I'd like to see a formal container security grade that works like:
1) Curate a list of all known (container) exploits
2) Run each exploit in environments of increasing security like permissions-based, jail, Docker and emulator
3) The percentage of prevented exploits would be the score from 0-100%
Under this scheme, I'd expect naive attempts at containerization with permissions and jails to score around 0%, while Docker might be above 50% and Microsandbox could potentially reach 100%.This might satisfy some of our intuition around questions like "why not just use a jail?". Also the containers could run on a site on the open web as honeypots with cash or crypto prizes for pwning them to "prove" which containers achieve 100%.

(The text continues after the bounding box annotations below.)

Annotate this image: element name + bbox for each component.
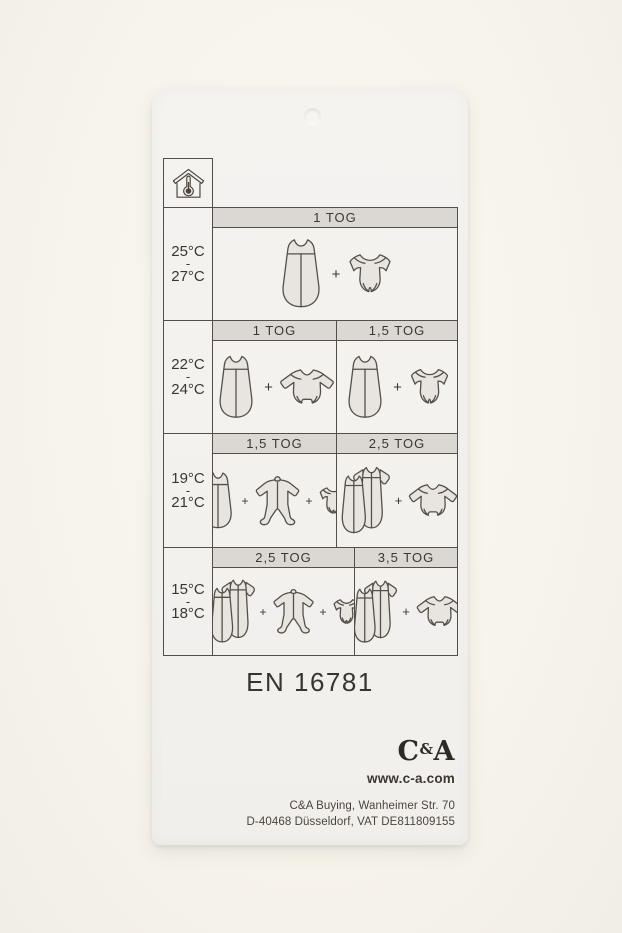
temp-to: 21°C	[171, 494, 205, 511]
tog-cell: 1,5 TOG +	[336, 321, 457, 433]
bodysuit-long-icon	[278, 368, 336, 406]
tog-cell: 1,5 TOG ++	[213, 434, 336, 547]
room-temperature-cell	[163, 158, 213, 207]
temp-dash: -	[186, 373, 190, 380]
plus-sign: +	[332, 266, 341, 283]
temperature-range: 22°C - 24°C	[164, 321, 213, 433]
standard-number: EN 16781	[152, 667, 468, 698]
plus-sign: +	[320, 605, 327, 619]
tag-hole-punch	[304, 108, 321, 125]
hang-tag: 25°C - 27°C 1 TOG + 22°C - 24°C 1 TOG	[152, 87, 468, 845]
tog-cell: 1 TOG +	[213, 321, 336, 433]
tog-rating-label: 1,5 TOG	[213, 434, 336, 454]
temp-to: 18°C	[171, 605, 205, 622]
tog-cell: 3,5 TOG +	[354, 548, 457, 655]
garment-combination: +	[337, 454, 457, 547]
ca-logo: C&A	[247, 738, 456, 765]
plus-sign: +	[306, 494, 313, 508]
house-thermometer-icon	[170, 165, 207, 202]
temperature-range: 19°C - 21°C	[164, 434, 213, 547]
address-line-2: D-40468 Düsseldorf, VAT DE811809155	[247, 814, 456, 830]
company-address: C&A Buying, Wanheimer Str. 70 D-40468 Dü…	[247, 798, 456, 830]
brand-block: C&A www.c-a.com C&A Buying, Wanheimer St…	[247, 738, 456, 830]
logo-letter-a: A	[434, 736, 455, 767]
table-row: 15°C - 18°C 2,5 TOG ++ 3,5 TOG +	[163, 547, 458, 656]
tog-cell: 2,5 TOG ++	[213, 548, 354, 655]
garment-combination: +	[355, 568, 457, 655]
tog-rating-label: 3,5 TOG	[355, 548, 457, 568]
plus-sign: +	[395, 493, 403, 508]
tog-cell: 2,5 TOG +	[336, 434, 457, 547]
double-sleeping-bag-icon	[355, 577, 397, 647]
bodysuit-short-icon	[345, 252, 395, 296]
garment-combination: +	[213, 228, 457, 320]
tog-cell: 1 TOG +	[213, 208, 457, 320]
table-row: 25°C - 27°C 1 TOG +	[163, 207, 458, 320]
temp-dash: -	[186, 260, 190, 267]
plus-sign: +	[402, 604, 410, 619]
sleeping-bag-icon	[213, 470, 237, 532]
bodysuit-long-icon	[407, 483, 457, 518]
sleepsuit-icon	[253, 475, 302, 527]
plus-sign: +	[241, 494, 248, 508]
temperature-range: 15°C - 18°C	[164, 548, 213, 655]
plus-sign: +	[393, 379, 402, 396]
sleepsuit-icon	[271, 588, 316, 635]
sleeping-bag-icon	[213, 353, 259, 422]
garment-combination: +	[213, 341, 336, 433]
tog-rating-label: 2,5 TOG	[213, 548, 354, 568]
double-sleeping-bag-icon	[337, 463, 390, 538]
logo-ampersand: &	[420, 740, 434, 758]
tog-rating-label: 2,5 TOG	[337, 434, 457, 454]
tog-temperature-table: 25°C - 27°C 1 TOG + 22°C - 24°C 1 TOG	[163, 158, 458, 656]
photo-background: { "tag": { "plus": "+", "rows": [ { "tem…	[0, 0, 622, 933]
tog-rating-label: 1 TOG	[213, 321, 336, 341]
garment-combination: +	[337, 341, 457, 433]
bodysuit-short-icon	[407, 367, 452, 407]
temp-to: 24°C	[171, 381, 205, 398]
tog-rating-label: 1,5 TOG	[337, 321, 457, 341]
temperature-range: 25°C - 27°C	[164, 208, 213, 320]
temp-to: 27°C	[171, 268, 205, 285]
sleeping-bag-icon	[342, 353, 388, 422]
address-line-1: C&A Buying, Wanheimer Str. 70	[247, 798, 456, 814]
tog-rating-label: 1 TOG	[213, 208, 457, 228]
bodysuit-short-icon	[317, 486, 336, 516]
table-row: 22°C - 24°C 1 TOG + 1,5 TOG +	[163, 320, 458, 433]
temp-dash: -	[186, 487, 190, 494]
website-url: www.c-a.com	[247, 771, 456, 786]
logo-letter-c: C	[398, 736, 420, 767]
bodysuit-long-icon	[415, 595, 457, 628]
bodysuit-short-icon	[331, 598, 354, 626]
table-row: 19°C - 21°C 1,5 TOG ++ 2,5 TOG +	[163, 433, 458, 547]
double-sleeping-bag-icon	[213, 576, 255, 647]
plus-sign: +	[264, 379, 273, 396]
garment-combination: ++	[213, 454, 336, 547]
temp-dash: -	[186, 598, 190, 605]
sleeping-bag-icon	[275, 236, 327, 312]
plus-sign: +	[259, 605, 266, 619]
garment-combination: ++	[213, 568, 354, 655]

We might also need to redefine what "secure" means, since exploits like Rowhammer and Spectre may make nearly all conventional and cloud computing insecure. Or maybe it's a moving target, like how 64 bit encryption might have once been considered secure but now we need 128 bit or higher.
Edit: the motivation behind this would be to find a container that's 100% secure without emulation, for performance and cost-savings benefits, as well as gaining insights into how to secure operating systems by containerizing their various services.

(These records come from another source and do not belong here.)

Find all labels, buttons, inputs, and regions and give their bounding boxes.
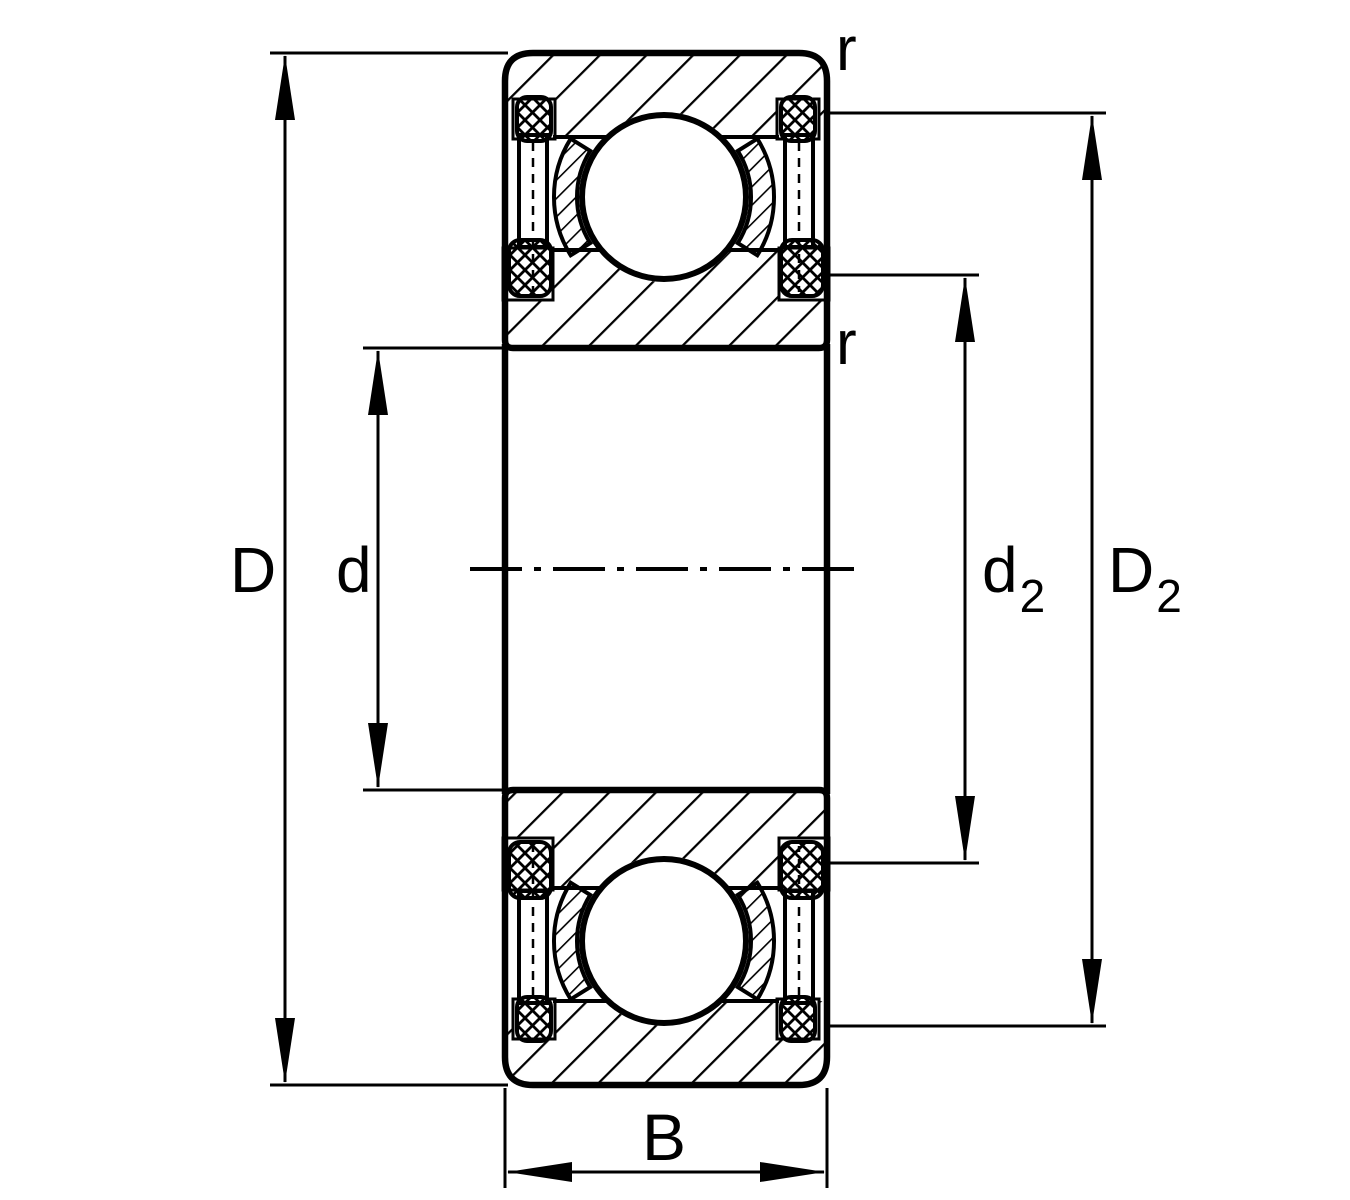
label-D2-sub: 2	[1156, 570, 1182, 622]
label-d: d	[336, 534, 372, 606]
label-B: B	[642, 1100, 686, 1174]
label-d2-main: d	[982, 534, 1018, 606]
seal-lip-rubber	[781, 240, 823, 296]
label-d2-sub: 2	[1020, 570, 1046, 622]
label-D: D	[230, 534, 276, 606]
label-D2-main: D	[1108, 534, 1154, 606]
seal-anchor-rubber	[781, 97, 815, 141]
bearing-drawing-canvas: D d d2 D2 B r r	[0, 0, 1350, 1200]
bearing-cross-section-drawing: D d d2 D2 B r r	[0, 0, 1350, 1200]
label-r-inner: r	[836, 309, 857, 378]
label-r-outer: r	[836, 15, 857, 84]
seal-anchor-rubber	[517, 97, 551, 141]
seal-lip-rubber	[509, 240, 551, 296]
ball	[582, 115, 746, 279]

I think it's generally understood that any sort of kernel LPE can potentially (and therefore is generally considered to) lead to breaking all security boundaries on the local machine, since the kernel contains no internal security boundaries. That includes both containers, but also everything else such a user separation, hardware virtualization controlled by the local kernel, and kernel private secrets.

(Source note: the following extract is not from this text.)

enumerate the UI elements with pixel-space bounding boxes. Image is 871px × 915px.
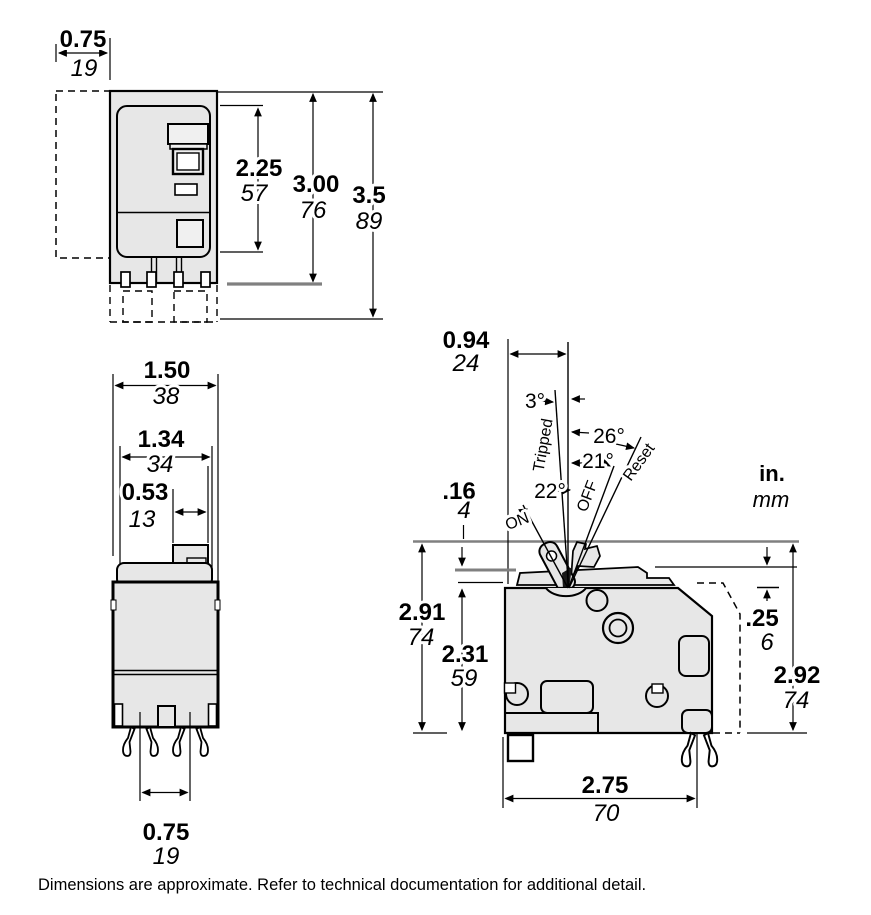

There is no inherent advantage to virtualization, the only thing that matters is the security and robustness of the privileged host.
The only reason there is any advantage in common use is that the Linux Kernel is a security abomination designed for default-shared/allow services that people are now trying to kludge into providing multiplexed services. But even that advantage is minor in comparison to modern, commonplace threat actors who can spend millions to tens of millions of dollars finding security vulnerabilities in core functions and services.
You need privileged manager code that a highly skilled team of 10 with 3 years to pound on it can not find any vulnerabilities in to reach the minimum bar to be secure against prevailing threat actors, let alone near-future threat actors.
The advantage to virtualization is that the syscall interface is being implemented by the guest kernel at a lower privilege level instead of the host kernel at a higher privilege level.